Some students in the shows had participated in high school plays or had performing talent. In 1942, student Allan Sherman, later famous for his comedy records (“Hello Muddah, hello Faddah, here I am at Camp Grenada”), honed his talents in the Stunt Show, winning first prize with his parody song, “Don’t Burn Down Bidwell’s!” To the tune of “Won’t You Come Home, Bill Bailey,” he rhapsodized about the popular student watering hole:
Burn down the football stadium,
Huff Gym as well,
But, please, boys, don’t burn down Bidwell’s!

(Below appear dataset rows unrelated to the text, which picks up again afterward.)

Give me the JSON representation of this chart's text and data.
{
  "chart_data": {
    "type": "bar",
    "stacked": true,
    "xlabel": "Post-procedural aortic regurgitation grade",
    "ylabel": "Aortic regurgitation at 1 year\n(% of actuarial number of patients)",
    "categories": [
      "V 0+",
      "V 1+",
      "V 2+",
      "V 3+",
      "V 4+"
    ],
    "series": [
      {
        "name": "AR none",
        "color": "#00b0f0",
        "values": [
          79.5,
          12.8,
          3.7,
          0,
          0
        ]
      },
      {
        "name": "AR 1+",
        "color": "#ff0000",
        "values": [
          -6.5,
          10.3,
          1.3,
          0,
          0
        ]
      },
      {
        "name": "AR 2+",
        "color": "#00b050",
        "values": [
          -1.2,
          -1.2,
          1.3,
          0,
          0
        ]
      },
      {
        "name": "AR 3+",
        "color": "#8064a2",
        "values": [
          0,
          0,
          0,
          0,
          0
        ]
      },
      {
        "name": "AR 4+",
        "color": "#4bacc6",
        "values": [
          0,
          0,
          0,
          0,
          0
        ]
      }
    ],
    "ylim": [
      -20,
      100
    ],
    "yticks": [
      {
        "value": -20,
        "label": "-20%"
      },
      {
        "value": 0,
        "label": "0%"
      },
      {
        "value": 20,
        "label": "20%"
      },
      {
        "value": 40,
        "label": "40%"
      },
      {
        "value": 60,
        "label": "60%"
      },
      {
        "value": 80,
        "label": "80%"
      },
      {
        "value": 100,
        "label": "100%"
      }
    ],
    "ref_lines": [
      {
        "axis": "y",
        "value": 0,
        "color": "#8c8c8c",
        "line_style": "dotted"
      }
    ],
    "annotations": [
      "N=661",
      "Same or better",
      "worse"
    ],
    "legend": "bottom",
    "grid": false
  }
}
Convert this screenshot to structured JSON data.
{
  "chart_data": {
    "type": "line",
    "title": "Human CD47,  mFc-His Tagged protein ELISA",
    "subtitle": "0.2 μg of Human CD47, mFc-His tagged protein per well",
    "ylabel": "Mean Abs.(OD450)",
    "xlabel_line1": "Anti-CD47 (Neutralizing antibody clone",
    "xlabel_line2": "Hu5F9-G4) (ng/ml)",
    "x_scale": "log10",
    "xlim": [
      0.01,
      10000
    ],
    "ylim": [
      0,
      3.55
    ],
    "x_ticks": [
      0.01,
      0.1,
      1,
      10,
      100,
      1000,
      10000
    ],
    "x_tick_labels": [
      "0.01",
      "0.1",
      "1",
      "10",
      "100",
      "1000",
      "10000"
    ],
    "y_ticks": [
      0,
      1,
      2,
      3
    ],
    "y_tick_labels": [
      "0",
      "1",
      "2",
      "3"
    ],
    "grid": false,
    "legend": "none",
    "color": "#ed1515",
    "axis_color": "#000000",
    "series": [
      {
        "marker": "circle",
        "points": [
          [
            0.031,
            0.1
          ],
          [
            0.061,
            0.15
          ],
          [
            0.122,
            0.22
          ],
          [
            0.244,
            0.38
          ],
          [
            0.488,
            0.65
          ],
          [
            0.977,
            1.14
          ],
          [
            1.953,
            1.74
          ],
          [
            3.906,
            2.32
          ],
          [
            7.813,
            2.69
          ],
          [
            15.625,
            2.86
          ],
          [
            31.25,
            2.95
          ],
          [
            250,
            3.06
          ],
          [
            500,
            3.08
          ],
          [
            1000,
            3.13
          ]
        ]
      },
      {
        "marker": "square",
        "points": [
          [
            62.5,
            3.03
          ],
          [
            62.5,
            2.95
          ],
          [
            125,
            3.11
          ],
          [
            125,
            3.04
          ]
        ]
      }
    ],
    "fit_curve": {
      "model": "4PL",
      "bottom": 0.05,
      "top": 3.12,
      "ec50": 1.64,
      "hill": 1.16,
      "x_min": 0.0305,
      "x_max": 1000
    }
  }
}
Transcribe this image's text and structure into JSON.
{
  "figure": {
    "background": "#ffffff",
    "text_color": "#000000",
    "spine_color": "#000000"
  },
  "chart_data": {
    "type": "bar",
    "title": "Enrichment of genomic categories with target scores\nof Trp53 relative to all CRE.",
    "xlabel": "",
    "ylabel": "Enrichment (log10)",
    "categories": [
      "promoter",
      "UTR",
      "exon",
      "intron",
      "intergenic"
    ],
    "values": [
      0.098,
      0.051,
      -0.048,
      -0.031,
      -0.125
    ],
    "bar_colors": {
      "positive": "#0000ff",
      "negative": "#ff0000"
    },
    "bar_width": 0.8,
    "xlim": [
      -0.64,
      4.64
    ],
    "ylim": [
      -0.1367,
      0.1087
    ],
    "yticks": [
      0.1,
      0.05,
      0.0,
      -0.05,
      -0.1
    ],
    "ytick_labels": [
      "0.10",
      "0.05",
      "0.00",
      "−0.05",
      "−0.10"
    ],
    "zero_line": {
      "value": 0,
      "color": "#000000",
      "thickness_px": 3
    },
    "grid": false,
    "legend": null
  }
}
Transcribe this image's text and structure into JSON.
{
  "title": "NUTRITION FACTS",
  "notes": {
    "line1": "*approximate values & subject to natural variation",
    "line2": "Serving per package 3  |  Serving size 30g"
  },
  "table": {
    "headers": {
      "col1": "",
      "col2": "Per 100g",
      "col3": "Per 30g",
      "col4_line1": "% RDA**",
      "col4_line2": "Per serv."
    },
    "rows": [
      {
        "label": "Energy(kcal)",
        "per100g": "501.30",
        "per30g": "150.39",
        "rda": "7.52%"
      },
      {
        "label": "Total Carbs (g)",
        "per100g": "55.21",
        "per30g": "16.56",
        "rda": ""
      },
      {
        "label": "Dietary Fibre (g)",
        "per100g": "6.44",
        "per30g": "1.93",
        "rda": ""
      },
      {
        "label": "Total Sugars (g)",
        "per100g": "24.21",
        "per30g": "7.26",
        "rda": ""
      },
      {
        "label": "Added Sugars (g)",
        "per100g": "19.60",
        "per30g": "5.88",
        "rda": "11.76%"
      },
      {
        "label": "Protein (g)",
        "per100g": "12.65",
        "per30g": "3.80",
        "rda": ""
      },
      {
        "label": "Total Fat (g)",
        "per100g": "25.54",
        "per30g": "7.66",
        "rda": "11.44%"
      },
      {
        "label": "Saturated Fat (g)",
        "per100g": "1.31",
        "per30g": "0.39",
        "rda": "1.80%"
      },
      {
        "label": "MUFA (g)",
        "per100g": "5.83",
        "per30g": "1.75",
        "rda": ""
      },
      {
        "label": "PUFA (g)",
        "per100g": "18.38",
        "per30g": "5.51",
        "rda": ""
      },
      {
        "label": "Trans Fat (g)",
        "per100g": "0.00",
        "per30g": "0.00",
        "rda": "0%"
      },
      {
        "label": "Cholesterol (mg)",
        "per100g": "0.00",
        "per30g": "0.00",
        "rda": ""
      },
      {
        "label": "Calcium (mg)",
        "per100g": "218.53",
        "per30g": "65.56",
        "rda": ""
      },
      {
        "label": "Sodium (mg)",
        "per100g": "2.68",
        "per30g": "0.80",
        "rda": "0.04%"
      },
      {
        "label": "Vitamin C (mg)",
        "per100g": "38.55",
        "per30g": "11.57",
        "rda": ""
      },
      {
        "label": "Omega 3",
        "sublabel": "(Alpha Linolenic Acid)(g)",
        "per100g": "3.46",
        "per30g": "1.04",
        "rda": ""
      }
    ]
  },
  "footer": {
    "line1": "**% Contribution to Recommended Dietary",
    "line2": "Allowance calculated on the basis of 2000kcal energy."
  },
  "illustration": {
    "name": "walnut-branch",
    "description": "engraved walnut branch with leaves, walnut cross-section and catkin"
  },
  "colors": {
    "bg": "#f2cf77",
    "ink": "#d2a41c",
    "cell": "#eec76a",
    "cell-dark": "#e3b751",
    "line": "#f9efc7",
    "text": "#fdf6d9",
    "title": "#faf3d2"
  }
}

The next year, Sherman topped himself with a memorable parody of the title song from the musical Oklahoma! He incorporated the war into his verses: “Yooookohama, where the planes come sweeping through the wind!” The professor in charge of the show had forbidden Sherman to perform the parody without permission from the composers. Amazingly, Sherman was able to get songwriter Richard Rodgers on the phone, and he gave the OK.
Gradually, as the Greek system on campus grew, the show became strictly a showcase for fraternities and sororities. In the spring, they’d pair up, write a skit and enter a try-out. The 16 finalists performed in the fall after many rehearsals.
In the 1960s, Ned Levy, a local high school English teacher, directed the show, and Charles DeLaney, a UI music professor, coordinated the music. A favorite part of the show was the shag line, in which two dozen or so students paraded across the stage between acts. They bought time for the next act but also used the opportunity to sing, tell jokes or flash funny signs. “The show was very professional,” recalls Finnerty, now a successful television broadcaster. “It wasn’t like a typical high school show. The sets were good. The costumes were good.”
In 1969, the University official in charge of the Stunt Show abruptly decided to replace it, at least that year, with a magic show. The following spring brought the Kent State shootings and anti-war violence to campus. Suddenly, the Stunt Show seemed passé. “That was a watershed year. The campus flipped overnight. The show definitely was a thing of its time,” recalls one alumnus from the 1960s.
Lewke’s son, Jay Bradley, ’76 BUS, became a UI student and joined the same fraternity. “He did everything I did,” Lewke says. “But the Stunt Show was gone.”